Этого следовало ожидать. От нее в практических делах ни малейшего проку, такой неорганизованной женщины Ноэль еще никогда не видел. Двадцать лет от роду, росточком с ребенка, птичьи косточки и худа как щепка. Бледная до прозрачности кожа, глаза виноградно-зеленые, большие, в густых ресницах, прямые светлые волосы распущены, то и дело падают на лицо. И одета немыслимо легко для холодного дождливого вечера: джинсы в обтяжку, футболка и кургузая джинсовая курточка. На ногах легкие туфельки, голые лодыжки выглядывают из-под штанин. Ну, словом, с виду – типичный заморыш из трущоб, а на самом деле – достопочтенная Амабель Ремингтон-Люард, дочь лорда Стоквуда, которому принадлежат обширные земельные владения в Лестершире. Именно это обстоятельство и привлекло Ноэля. Да еще ее жалкий, сиротский облик, который неизвестно почему возбуждал его.
Ну что же. Придется ехать в Уилтшир на его «ягуаре». Подавив досаду, он сказал:
– Ладно, пора отправляться. Надо будет еще заехать в сервис подкачать баллоны и заправиться.
– Ах ты господи! Вот неудача!
– Ты дорогу знаешь?
– Куда? В сервис?
– Нет, куда мы едем.
– Ну конечно знаю.
– Как называется их дом?
– «Чарборн». Я была там тысячу раз.
Он глянул на Амабель с высоты своего роста, перевел взгляд на ее багаж – если можно так назвать две жалкие сумки.
– Это вся твоя одежда?
– Я даже резиновые сапоги захватила.
– Амабель, ведь еще зима. И завтра мы должны присутствовать на скачках. Ты пальто взяла?
– Нет, оно осталось в деревне с прошлого воскресенья. – Она пожала костлявыми плечиками. – Дадут там что-нибудь. У Камиллы полно всякого тряпья.
– Не в этом дело. Сначала нам еще надо доехать, а в «ягуаре» печка то работает, то нет. Не хватало только, чтобы ты свалилась мне на руки с воспалением легких.
– Прости.
Но в ее голосе не слышалось ни малейшего раскаяния. Ноэль, подавив досаду, раздвинул дверцы стенного шкафа и стал рыться в его плотно утрамбованном содержимом. Наконец он нашел то, что искал: старое-престарое мужское пальто из толстого темного твида с выцветшим бархатным воротником и на подкладке из потертого кроличьего меха.
– На вот, – сказал он. – Можешь пока надеть.
– Ух ты!
Амабель пришла в восторг, но не от его заботы, как он отлично знал, а от пальто, такого великолепно старого, выцветшего. Она вообще обожала старье и тратила уйму времени и денег у антикварных прилавков на Портобелло-роуд, покупая какие-то обвислые вечерние платья тридцатых годов или ридикюли из бусин. Теперь она взяла у него из рук это заслуженное старинное одеяние и просунула руки в рукава. Конечно, она в нем утонула, но подол все-таки по полу не волочился.
– Какая дивная вещь. Откуда она у тебя?
– Это пальто моего деда. Я успел прихватить его из маминого шкафа, когда она продавала лондонский дом.

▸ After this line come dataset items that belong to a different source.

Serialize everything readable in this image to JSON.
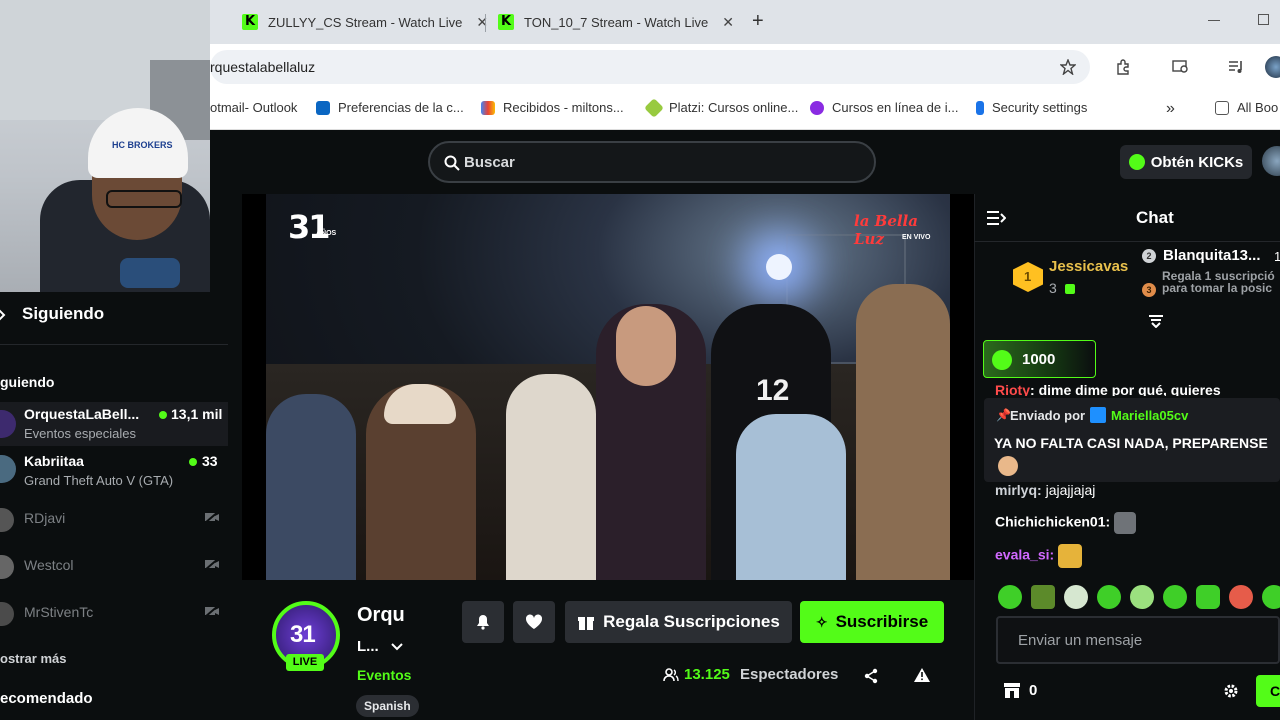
{
  "browser": {
    "tabs": [
      {
        "title": "ZULLYY_CS Stream - Watch Live",
        "close": "✕"
      },
      {
        "title": "TON_10_7 Stream - Watch Live",
        "close": "✕"
      }
    ],
    "new_tab": "+",
    "url": "rquestalabellaluz",
    "bookmarks": [
      {
        "label": "otmail- Outlook"
      },
      {
        "label": "Preferencias de la c..."
      },
      {
        "label": "Recibidos - miltons..."
      },
      {
        "label": "Platzi: Cursos online..."
      },
      {
        "label": "Cursos en línea de i..."
      },
      {
        "label": "Security settings"
      },
      {
        "label": "All Boo"
      }
    ],
    "bookmarks_more": "»"
  },
  "webcam": {
    "cap_text": "HC BROKERS"
  },
  "header": {
    "search_placeholder": "Buscar",
    "get_kicks": "Obtén KICKs"
  },
  "sidebar": {
    "following_title": "Siguiendo",
    "section_label": "guiendo",
    "channels": [
      {
        "name": "OrquestaLaBell...",
        "category": "Eventos especiales",
        "viewers": "13,1 mil",
        "live": true
      },
      {
        "name": "Kabriitaa",
        "category": "Grand Theft Auto V (GTA)",
        "viewers": "33",
        "live": true
      },
      {
        "name": "RDjavi",
        "live": false
      },
      {
        "name": "Westcol",
        "live": false
      },
      {
        "name": "MrStivenTc",
        "live": false
      }
    ],
    "show_more": "ostrar más",
    "recommended": "ecomendado"
  },
  "video": {
    "logo_31": "31",
    "logo_31_sub": "AÑOS",
    "brand": "la Bella Luz",
    "brand_sub": "EN VIVO",
    "jersey_number": "12"
  },
  "stream": {
    "avatar_text": "31",
    "live_badge": "LIVE",
    "title": "Orqu",
    "subtitle": "L...",
    "category": "Eventos",
    "language": "Spanish",
    "gift_subs": "Regala Suscripciones",
    "subscribe": "Suscribirse",
    "viewers_count": "13.125",
    "viewers_label": "Espectadores"
  },
  "chat": {
    "title": "Chat",
    "leaderboard": [
      {
        "rank": "1",
        "name": "Jessicavas",
        "count": "3"
      },
      {
        "rank": "2",
        "name": "Blanquita13..."
      },
      {
        "rank": "3",
        "name": "Regala 1 suscripció para tomar la posic"
      }
    ],
    "leaderboard_rank1_suffix": "1",
    "kicks_goal": "1000",
    "cut_message": {
      "user": "Rioty",
      "text": "dime dime por qué, quieres marcharte"
    },
    "pinned": {
      "label": "Enviado por",
      "user": "Mariella05cv",
      "text": "YA NO FALTA CASI NADA, PREPARENSE"
    },
    "messages": [
      {
        "user": "mirlyq:",
        "text": "jajajjajaj",
        "color": "#cfd3d8"
      },
      {
        "user": "Chichichicken01:",
        "text": "",
        "color": "#ffffff"
      },
      {
        "user": "evala_si:",
        "text": "",
        "color": "#d169ff"
      }
    ],
    "input_placeholder": "Enviar un mensaje",
    "store_count": "0",
    "send_label": "C"
  },
  "colors": {
    "kick_green": "#53fc18",
    "bg": "#0b0e0f"
  }
}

– А можно мне взять его насовсем?
– Насовсем нельзя. Но можешь носить до понедельника. Гости на скачках от изумления в обморок попадают, но зато им будет о чем языки чесать.

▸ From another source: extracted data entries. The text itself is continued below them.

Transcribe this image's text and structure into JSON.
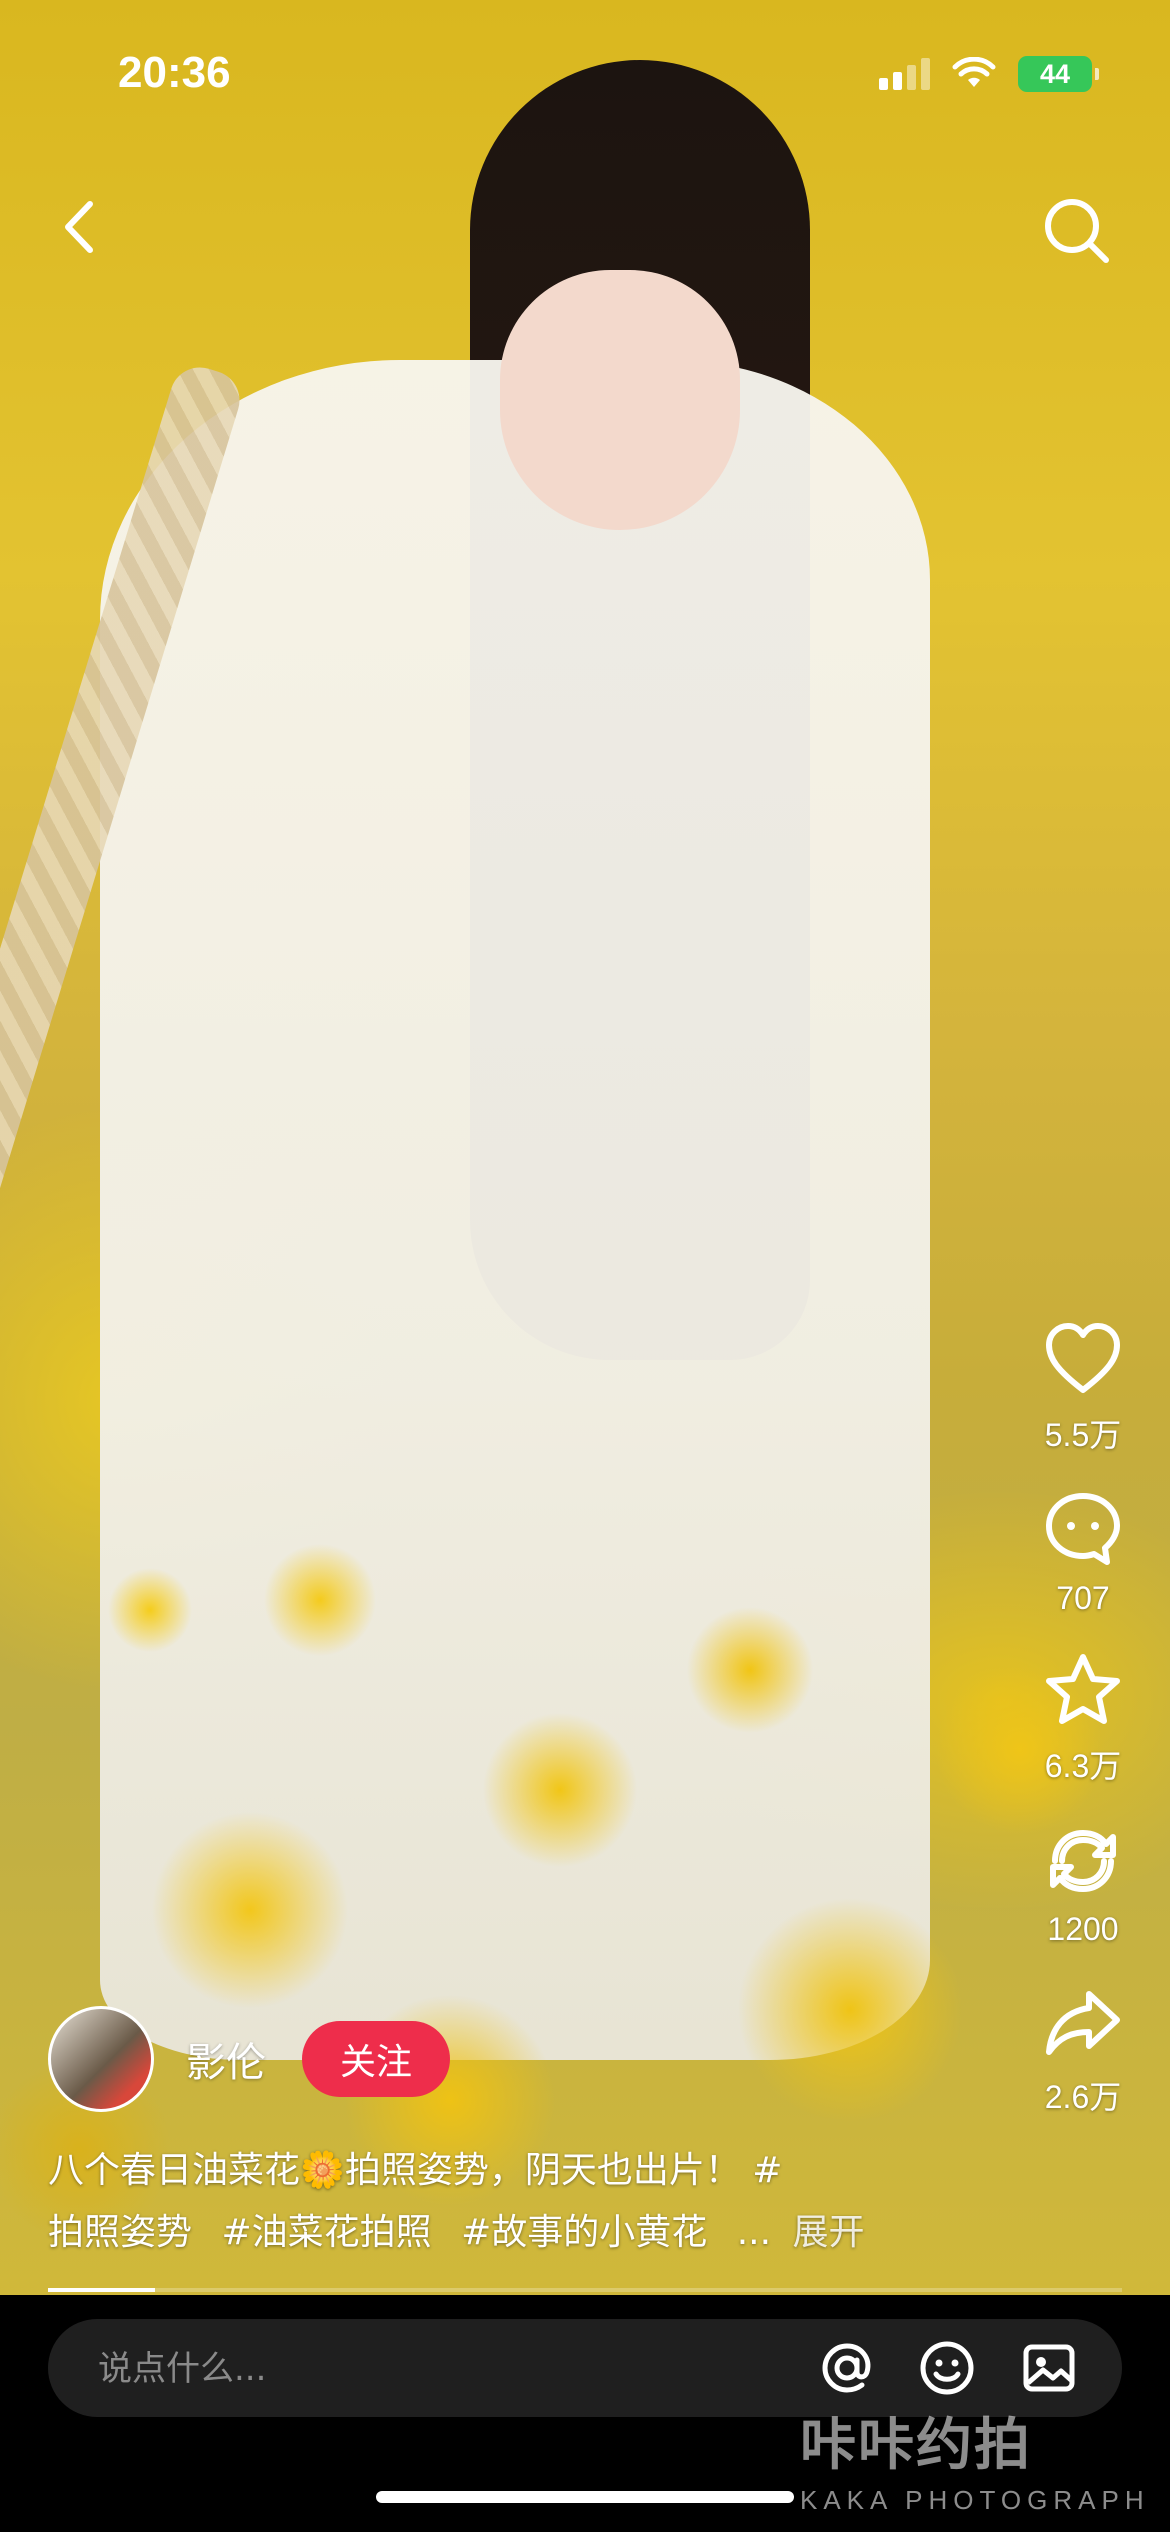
{
  "status_bar": {
    "time": "20:36",
    "battery": "44",
    "signal_bars": 4,
    "signal_active": 2
  },
  "nav": {
    "back_icon": "chevron-left-icon",
    "search_icon": "search-icon"
  },
  "actions": [
    {
      "id": "like",
      "icon": "heart-icon",
      "count": "5.5万"
    },
    {
      "id": "comment",
      "icon": "comment-icon",
      "count": "707"
    },
    {
      "id": "favorite",
      "icon": "star-icon",
      "count": "6.3万"
    },
    {
      "id": "repost",
      "icon": "repost-icon",
      "count": "1200"
    },
    {
      "id": "share",
      "icon": "share-icon",
      "count": "2.6万"
    }
  ],
  "author": {
    "name": "影伦",
    "follow_label": "关注"
  },
  "caption": {
    "text": "八个春日油菜花🌼拍照姿势，阴天也出片！ #",
    "tags": [
      "拍照姿势",
      "#油菜花拍照",
      "#故事的小黄花"
    ],
    "ellipsis": "...",
    "expand": "展开"
  },
  "progress": {
    "fraction": 0.1
  },
  "comment_bar": {
    "placeholder": "说点什么...",
    "icons": [
      "at-icon",
      "emoji-icon",
      "image-icon"
    ]
  },
  "watermark": {
    "main": "咔咔约拍",
    "sub": "KAKA PHOTOGRAPH"
  },
  "colors": {
    "follow": "#ee2d4b",
    "battery": "#36c759",
    "bottom_bar": "#000000"
  }
}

Амабель завернулась в пальто плотнее и рассмеялась, не столько над его остроумным замечанием, сколько от удовольствия ощутить себя одетой в пальто на меху. И при этом стала так похожа на жадного, вороватого ребенка, что Ноэль сразу ощутил желание, которое при обычных обстоятельствах тут же и удовлетворил бы, затащив ее в постель. Но сейчас не было времени. Это пришлось отложить на потом.